My 5 week math class finished yesterday and I am proud to say I got an A. I was sure that I would end up with a B, but apparently I got a 100 on my final, so that bumped my grade up tremendously. I had a love hate relationship with with that class. I met some really great people who all thought I was in my mid 20’s which was awesome, and my teacher was amazing, but my nights and “down time” was filled with non stop homework and studying. I didn’t just want to pass, I needed to pass with an A and more importantly I desperately wanted to understand it. For the most part I feel like I learned a ton, but the best lesson learned is to NEVER take another math class in the summer.
I’ve started celebrating my “summer” with a doctors appointment for Eva at the turners syndrome clinic. She won’t be needing growth hormones yet because she is growing well so thats amazing news! Next week will be my only week of summer, before my philosophy class starts. Bet your behind that my week is already booked with doctors appointments and a sleep study for Eva to determine whether or not she has sleep apnea.

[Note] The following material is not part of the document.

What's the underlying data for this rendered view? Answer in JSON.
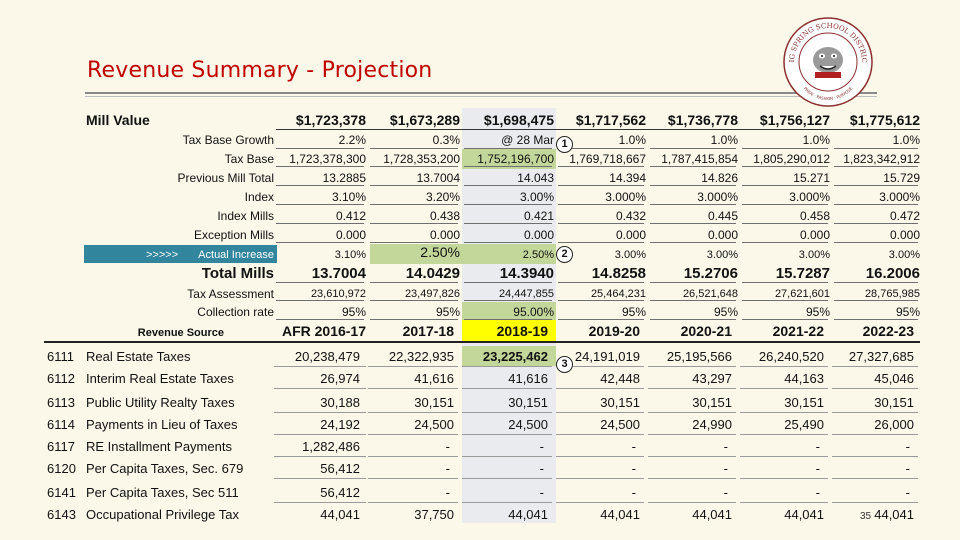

On a lighter note, it is absolutely an honor to watch my little ones grow and show me something new that the’ve learned everyday. Both Eidan and Eva are starting to go pee pee in their potty regularly now, and Eva has taken it a step further going poo poos in the potty twice already! Eidan is taking up a storm and Eva is not needing to be vented nearly as often as before. More importantly they are playing with each other more and more everyday, and they also sneak hand holding once in a while. They make each other laugh just by a look and they chase each other almost non stop.
The fact that Eidan and Eva have each other is probably the biggest blessing they each have. To be honest in the beginning I selfishly though to myself how I wish I had them separately so I could give each of them more attention but I can’t help but realize now that what they have is much more than what I could have given to them. Its times like this when I see how perfect Gods plan is ALL THE TIME. Its funny how we see things in perspective after the fact, yet when times get tough again (because they always do) we will once again forget that God has everything set up perfectly (just like before).